Find the co - ordinates of the point P which divides the line segment joining A (8 , 9) and B (-7 , 4) internally in the ratio 2 : 3.

Answer 1

$\Large{\bf{\red{\mathfrak{\dag{\underline{\underline{Given:-}}}}}}}$

• A (8,9) and B (- 7,4) are divided internally in the ratio 2:3.

$\Large{\bf{\orange{\mathfrak{\dag{\underline{\underline{To \: Find:-}}}}}}}$

• Co - ordinates of point P (x, y).

$\Large{\bf{\purple{\mathfrak{\dag{\underline{\underline{Solution:-}}}}}}}$

• A (8,9) and B (- 7,4) are divided internally in the ratio 2:3.

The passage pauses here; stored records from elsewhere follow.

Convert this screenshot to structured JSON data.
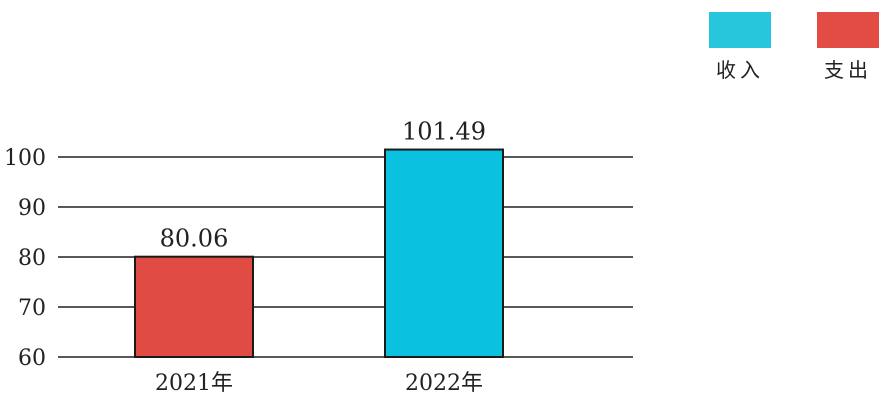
{
  "chart_data": {
    "type": "bar",
    "categories": [
      "2021年",
      "2022年"
    ],
    "values": [
      80.06,
      101.49
    ],
    "data_labels": [
      "80.06",
      "101.49"
    ],
    "bar_colors": [
      "#e04b43",
      "#0ac1e0"
    ],
    "ylim": [
      60,
      100
    ],
    "yticks": [
      60,
      70,
      80,
      90,
      100
    ],
    "ytick_labels": [
      "60",
      "70",
      "80",
      "90",
      "100"
    ],
    "grid": true,
    "legend_position": "top-right",
    "legend": [
      {
        "label": "收入",
        "color": "#28c6dc"
      },
      {
        "label": "支出",
        "color": "#e24c44"
      }
    ]
  }
}
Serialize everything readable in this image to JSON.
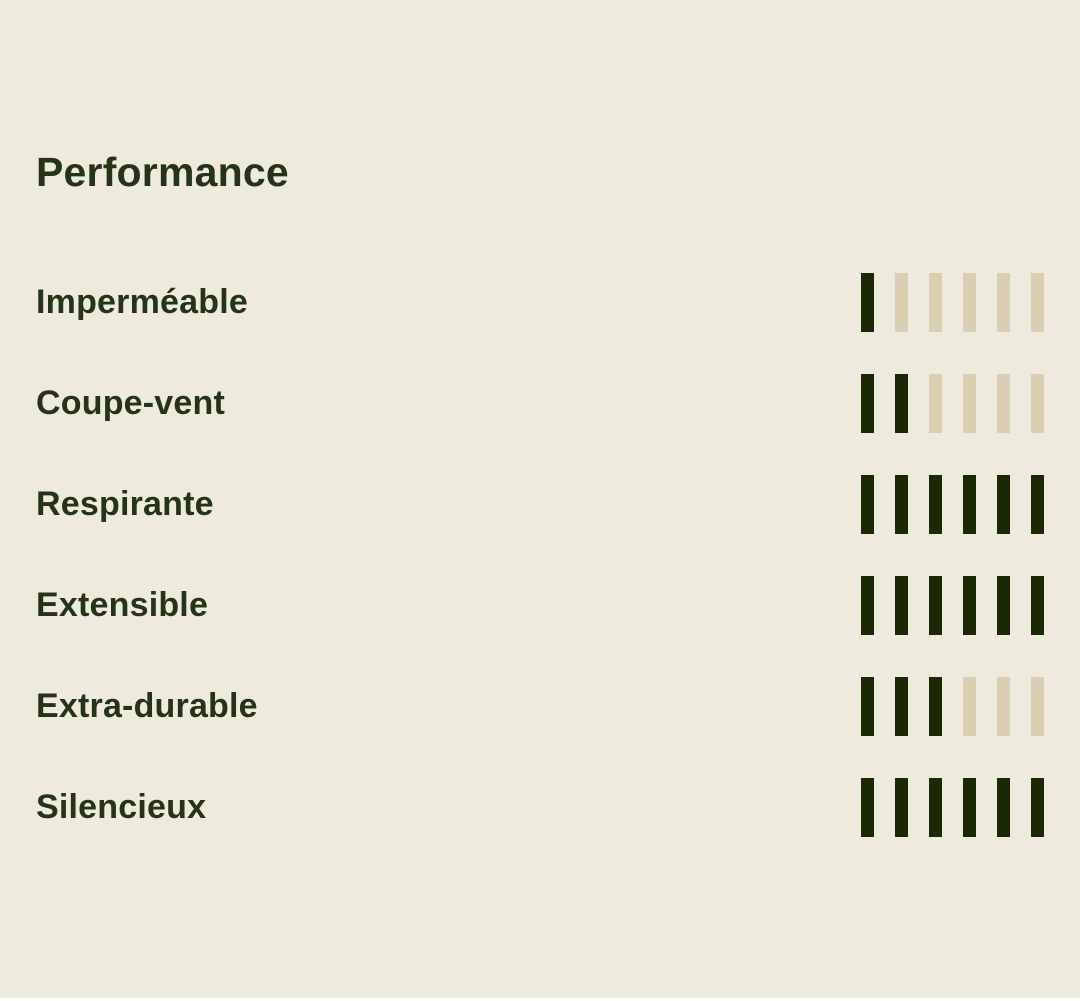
{
  "colors": {
    "background": "#EEEADD",
    "text": "#253417",
    "bar_filled": "#1B2804",
    "bar_empty": "#DBCFB3",
    "bottom_strip": "#FFFFFF"
  },
  "section": {
    "title": "Performance"
  },
  "chart_data": {
    "type": "bar",
    "subtype": "segmented-rating",
    "title": "Performance",
    "categories": [
      "Imperméable",
      "Coupe-vent",
      "Respirante",
      "Extensible",
      "Extra-durable",
      "Silencieux"
    ],
    "values": [
      1,
      2,
      6,
      6,
      3,
      6
    ],
    "scale_max": 6,
    "orientation": "horizontal-rows",
    "legend": "none",
    "grid": "off"
  }
}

• Co - ordinates of point P (x, y) =

• We know that,

$\boxed{\pink{\sf Section \: Formula \: = \: \dfrac{m_{1}x_{2} \: + \: m_{2}x_{1}}{m_{1} \: + \: m_{2}} \: , \: \dfrac{m_{1}y_{2} \: + \: m_{2}y_{1}}{m_{1} \: + \: m_{2}}}}$

• From, A (8,9) and B (- 7,4)

• Here,

• $\sf x_{1} \: = \: 8$

• $\sf x_{2} \: = \: - \: 7$

• $\sf y_{1} \: = \: 9$

• $\sf y_{2} \: = \: 4$

• $\sf m_{1} : m_{2} \: = \: 2 : 3$

• Substituting the values,

$\sf P(x,y) \: = \: \dfrac{2 \: * \: - \: 7 \: + \: 3 \: * \: 8}{2 \: + \: 3} \: , \: \dfrac{2 \: * \: 4 \: + \: 3 \: * \: 9}{2 \: + \: 3}$

$\sf P(x,y) \: = \: \dfrac{ - \: 14 \: + \: 24}{5} \: , \: \dfrac{8 \: + \: 27}{5}$

$\sf P(x,y) \: = \: \dfrac{10}{5} \: , \: \dfrac{35}{5}$

$\sf P(x,y) \: = \: \dfrac{\cancel{10}}{\cancel{5}} \: , \: \dfrac{\cancel{35}}{\cancel{5}}$

$\sf P(x,y) \: = \: \dfrac{2}{1} \: , \: \dfrac{7}{1}$

$\sf P(x,y) \: = \: 2 \: , \: 7$

Therefore,

• $\underline{\boxed{\blue{\textsf{Co - ordintes of P (x, y) = P (2, 7).}}}}$

$\Large{\bf{\red{\mathfrak{\dag{\underline{\underline{Formulas \: Used:-}}}}}}}$

$\sf Section \: Formula \: = \: \dfrac{m_{1}x_{2} \: + \: m_{2}x_{1}}{m_{1} \: + \: m_{2}} \: , \: \dfrac{m_{1}y_{2} \: + \: m_{2}y_{1}}{m_{1} \: + \: m_{2}}$

Answer 2

Answer:

Given :-

A(8,9)

B(-7,4)

Ratio = 2:3

To Find :-

Co-ordinate of point P

Solution :-

By using the section formula

$\dag{\boxed{\red{\mathfrak{\dfrac{m_1x_2 + m_2x_1}{m_1 + m_2},\dfrac{m_1y_2 + m_2y_1}{m_1 + m_2}}}}}$

We have

$\begin{cases} \sf x_1 = 8 \\ \sf \: x_2 = - 7 \\ \sf \: y_1 = 9 \\ \sf \: y_2 = 4 \\ \sf m_1 = 2 \\ \sf \: m_2 = 3\end{cases}$

By putting the value

$\sf \pink{\dfrac{2 \times - 7 + 3 \times 8}{2 + 3}, \dfrac{2 \times 4 + 3 \times 9}{2 + 3}}$

$\sf \blue{ \dfrac{ - 14 + 24}{2 + 3} , \dfrac{8 + 27}{2 + 3}}$

$\sf \red { \dfrac{10}{2 + 3} , \dfrac{35}{2 + 3}}$

$\sf \pink{ \dfrac{10}{5} , \dfrac{35}{5} }$

$\sf \red{ (2,7)}$